Take BBVA Compass, for example.

"Social media is a powerful play in how we go after and recruit candidates and show our culture," says Ryan Kraynick, executive director of employment services of BBVA Compass.

In fact, Kraynick says the Birmingham, Ala.-based bank plans to post more company culture videos, such as a day in the life of a bank teller, on YouTube and push out the content to its entire social network footprint.

"We have the culture on the inside," Kraynick says. "Now it's about showing the outside."

In the interim, BBVA's virtual campus website drives most job applicants, while direct recruiting efforts have worked best through LinkedIn, he says.

LinkedIn, which has more than 175 million members worldwide, has played a large role in recruiting for companies nationwide for years now. More than 12,000 companies use LinkedIn for recruiting, according to Dan Shapero, vice president of hiring solutions.

USAA, a San Antonio-based bank, is one of them.

"We use LinkedIn to find experienced professionals and Twitter campaigns to secure our college recruiting goals," said Michael Runyan, assistant vice president, USAA People Services, in an email interview. "In 2011, we expanded one of our specialty skills, [and] 40% of those hires came through the use of targeted social media efforts on sites such as LinkedIn."

But social sites aren't limited to helping banks find new hires. Indeed, online services are also springing up to help facilitate other career-related functionalities, like mentoring.

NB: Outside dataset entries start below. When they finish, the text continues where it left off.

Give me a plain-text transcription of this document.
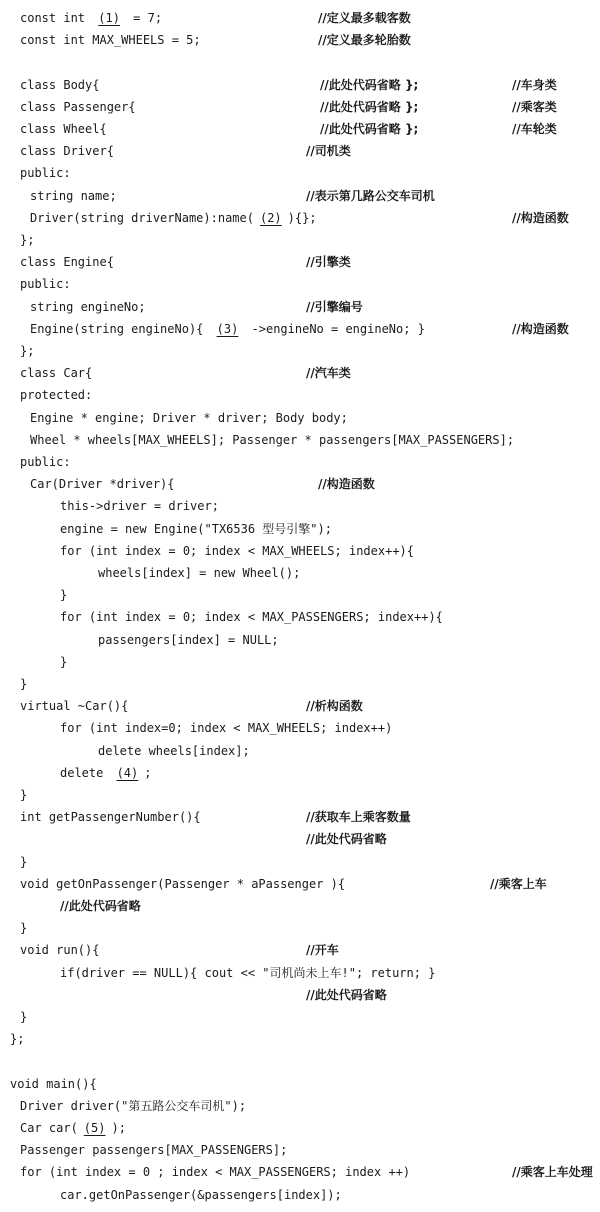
const int (1) = 7;	//定义最多载客数
const int MAX_WHEELS = 5;	//定义最多轮胎数
class Body{	//此处代码省略 };	//车身类
class Passenger{	//此处代码省略 };	//乘客类
class Wheel{	//此处代码省略 };	//车轮类
class Driver{	//司机类
public:
string name;	//表示第几路公交车司机
Driver(string driverName):name( (2) ){};	//构造函数
};
class Engine{	//引擎类
public:
string engineNo;	//引擎编号
Engine(string engineNo){ (3) ->engineNo = engineNo; }	//构造函数
};
class Car{	//汽车类
protected:
Engine * engine; Driver * driver; Body body;
Wheel * wheels[MAX_WHEELS]; Passenger * passengers[MAX_PASSENGERS];
public:
Car(Driver *driver){	//构造函数
this->driver = driver;
engine = new Engine("TX6536 型号引擎");
for (int index = 0; index < MAX_WHEELS; index++){
wheels[index] = new Wheel();
}
for (int index = 0; index < MAX_PASSENGERS; index++){
passengers[index] = NULL;
}
}
virtual ~Car(){	//析构函数
for (int index=0; index < MAX_WHEELS; index++)
delete wheels[index];
delete (4) ;
}
int getPassengerNumber(){	//获取车上乘客数量
//此处代码省略
}
void getOnPassenger(Passenger * aPassenger ){	//乘客上车
//此处代码省略
}
void run(){	//开车
if(driver == NULL){ cout << "司机尚未上车!"; return; }
//此处代码省略
}
};
void main(){
Driver driver("第五路公交车司机");
Car car( (5) );
Passenger passengers[MAX_PASSENGERS];
for (int index = 0 ; index < MAX_PASSENGERS; index ++)	//乘客上车处理
car.getOnPassenger(&passengers[index]);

Ivy Exec, which matches employers with talent, released a service earlier this year to help members benefit from one another's knowledge. Called Mentoring Network, the add-on service helps protégés seek out experts profiled on the Ivy Exec website for career-related advice.

"Our greatest assets are our members," says Elena Bajic, founder and chief executive Ivy Exec, based in Manhattan.

"It's a way to give back to the community," says Gerhard van der Poel, a mentor and director in structured finance at ING Capital. "You get to know how other people in a completely different market."

Ivy Exec is a career and recruitment site focused on executives. The company curates who can join its network. Of its more than 140,000 members, 86% hold MBAs, 10% are C-levels and 25% are VPs, says the company.

"We're going in the direction of alerting members to social interaction," says Bajic. "Even as we look to add more social components, they will always be meaningful. .Our member is busy. Time is the one thing they don't have enough of."

Though bankers are slowly experimenting with new ways to reveal more about their brands, insiders say banks still have a long way to go with the initiative.

"The workforce is changing. You have to engage a person in a brand," says Bradley G. Leimer, vice president of online and mobile strategy for Mechanics Bank in Richmond, Calif. "Banking traditionally doesn't have as much openness in culture but will be forced to."

Leimer suggests that banks better brand themselves by hosting meetups and putting video testimonials up on what it's like to work for a company on their websites, for example.

"The more transparent you are with what it's like to work at a company, the more likely you'll attract the right people," he says.